PsrA is a novel regulator from the TetR family and no orthologs in E. coli. The PsrA regulon
and its DNA-binding motif were discovered by application of the comparative genomic approach to
the fatty acid degradation genes in the Shewanella lineage. For instance, the PsrA regulator in
Shewanella oneidensis MR-1 (encoded by the SO2493 gene) has 15 targets sites that presumably control
expression of 25 genes organized in 16 operons. These genes encode enzymes from the fatty acid degradation
pathway (see PsrA regulog in Shewanella), and also enzymes from the TCA cycle (aceBA, sdhCAB, gltA).

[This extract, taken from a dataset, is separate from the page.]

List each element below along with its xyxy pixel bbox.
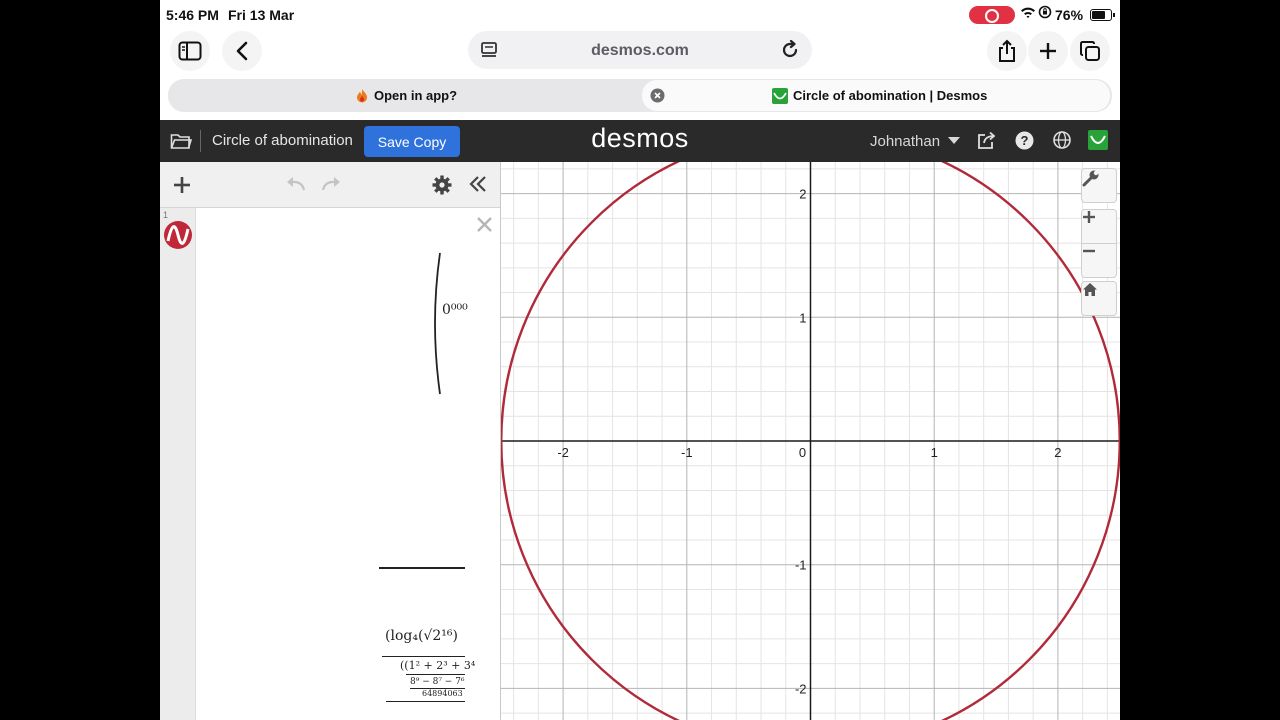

The predicted effector for PsrA are fatty acids.
[Kazakov et al., 2008]
Transcription factor HexR controls the central carbohydrate metabolism in Shewanella. HexR is a novel
regulator from the RpiR family; its ortholog in E. coli is a local uncharacterized regulator that presumably
controls only one target operon. The HexR regulon and its DNA-binding motif were discovered by application of
the comparative genomic approach to the central carbohydrate metabolism in the Shewanella lineage. For instance,
the HexR regulator in Shewanella oneidensis MR-1 (encoded by the SO2490 gene) has 14 targets sites that presumably
control expression of 27 genes organized in 14 operons. These genes encode enzymes from the glycolysis, the
pentose-phosphate and Entner-Doudoroff pathways, deoxynucleoside utilization, and glycine cleavage system
(see HexR regulog in Shewanella). The predicted effector for HexR is glucose-6-phosphate.